Aside from the empire styling, rather than a New Look design, one tell-tale clue is the type of fur used. Garments made for women usually had mink trim, whereas the 2 girls’ dresses I’ve discovered have had what looks like rabbit hair. However, the cranberry velvet is plush and I’m sure the young miss who wore it was pleased. It’s so much fun to follow the stories that these old clothing items tell. Stay tuned for a 1960’s item – a repeat of another recent find . . . . . . . . . . . . . . . . . . . . . . . . . .
Long, sweeping gown in a beautiful, heavy cotton(?) – the photo on left shows the cut while the photo on right gives the true color and close-up of the interesting print. This dress has many construction contradictions; some point to 1940’s and some to 1960’s. Undoubtedly, it was custom-tailored.
Maybe our mid-century tailor was very experienced and knew how to use various methods to achieve exactly the slinky, hourglass fit she wanted. The bell sleeves and commercial braid trim say 1960’s but the mid-back zipper placement, dip in the front waistline and fabulous art print fabric say 1940’s. Looks like a film noir hostess gown. I love a mystery!

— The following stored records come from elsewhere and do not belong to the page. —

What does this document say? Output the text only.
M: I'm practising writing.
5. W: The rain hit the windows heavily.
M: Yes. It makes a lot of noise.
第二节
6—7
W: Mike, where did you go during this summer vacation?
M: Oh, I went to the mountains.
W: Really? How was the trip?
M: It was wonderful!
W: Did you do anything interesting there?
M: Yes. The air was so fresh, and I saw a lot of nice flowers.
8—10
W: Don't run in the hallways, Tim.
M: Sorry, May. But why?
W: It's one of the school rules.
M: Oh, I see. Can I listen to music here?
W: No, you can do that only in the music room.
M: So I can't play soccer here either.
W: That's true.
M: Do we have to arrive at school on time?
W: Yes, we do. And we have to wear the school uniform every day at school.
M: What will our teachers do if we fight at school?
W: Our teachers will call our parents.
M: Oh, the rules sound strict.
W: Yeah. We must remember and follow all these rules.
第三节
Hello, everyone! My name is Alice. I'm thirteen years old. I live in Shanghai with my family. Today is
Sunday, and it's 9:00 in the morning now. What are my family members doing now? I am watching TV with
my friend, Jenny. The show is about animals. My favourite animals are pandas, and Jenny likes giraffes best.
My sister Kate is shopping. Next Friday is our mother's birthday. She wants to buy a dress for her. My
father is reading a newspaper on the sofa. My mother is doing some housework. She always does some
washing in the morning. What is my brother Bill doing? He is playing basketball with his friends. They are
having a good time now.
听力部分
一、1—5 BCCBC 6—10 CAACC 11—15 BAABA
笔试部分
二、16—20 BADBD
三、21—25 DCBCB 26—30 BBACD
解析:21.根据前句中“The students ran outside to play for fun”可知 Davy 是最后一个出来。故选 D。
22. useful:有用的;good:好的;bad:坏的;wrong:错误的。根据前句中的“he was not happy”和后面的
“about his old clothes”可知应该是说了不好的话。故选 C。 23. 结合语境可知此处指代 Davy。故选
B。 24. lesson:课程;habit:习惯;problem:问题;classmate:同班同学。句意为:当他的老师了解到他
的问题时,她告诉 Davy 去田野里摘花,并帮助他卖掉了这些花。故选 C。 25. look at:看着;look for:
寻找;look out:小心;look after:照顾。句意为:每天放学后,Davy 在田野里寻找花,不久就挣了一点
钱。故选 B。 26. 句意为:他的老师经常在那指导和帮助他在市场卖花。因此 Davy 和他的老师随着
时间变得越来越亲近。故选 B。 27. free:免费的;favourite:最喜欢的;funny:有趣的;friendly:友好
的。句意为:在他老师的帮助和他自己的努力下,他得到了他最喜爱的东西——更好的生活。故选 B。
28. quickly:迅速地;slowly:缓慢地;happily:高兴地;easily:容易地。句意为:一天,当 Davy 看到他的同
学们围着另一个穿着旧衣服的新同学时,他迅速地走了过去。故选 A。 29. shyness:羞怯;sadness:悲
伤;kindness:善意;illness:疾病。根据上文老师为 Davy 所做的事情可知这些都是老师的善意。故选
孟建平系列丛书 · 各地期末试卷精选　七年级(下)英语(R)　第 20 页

Anyway, it’s an absolute beauty and fits me like a glove. Dresses with the zipper placed mid-back are always a trick to get into and out of – pays to understand the method. However, when the fit is right and the construction good, it’s a snap. Tomorrow I’ll show you a cute shift with a clear Sixties pedigree. Stay tuned . . . . . . . . . . . . . . . .
The most interesting dress – by Lawrence Kazar New York and it looks like a “daring” mid-’60’s design to me, but may be 1980’s as I can’t find any earlier history on this designer. The fit is slinky and small but the armholes are cut very low and it’s styled to wear without a bra. That’s a trick to do effectively but this design succeeds. If your dimensions are right, it’s a knockout!!
Besides the bra-less top, the most distinctive feature is the peek-a-boo waistline which was sometimes seen around 1965 or so. It’s very nicely tailored and such a gorgeous color. So, Mod or Dynasty, I really couldn’t care less. Oh, James . . . . . . . . . . . . . . . . . . . . .
Yes, it’s a summer dress but how could I resist? We don’t usually find them with all these pretty details – a very Victorian Prairie thing for a hot-weather girl. Looks like it was commercially-made, but there are no tags. I may end up selling it next year but, you just never know . . . . . . . . . . . . . . . . . . . . .. . . . . . . . . .
This is absolutely the prettiest apricot-color floral print dress! It’s got an old Talon zipper in back and is in fabulous condition (and my size, if not my best color – maybe a little summer tan will help).
Don’t know whether this was Prom or whatever in it’s first life, but now I’d wear it almost anywhere. Could even be worn as part of a wedding party. The cut and skirt treatment are very well done, making this a super-flattering frock.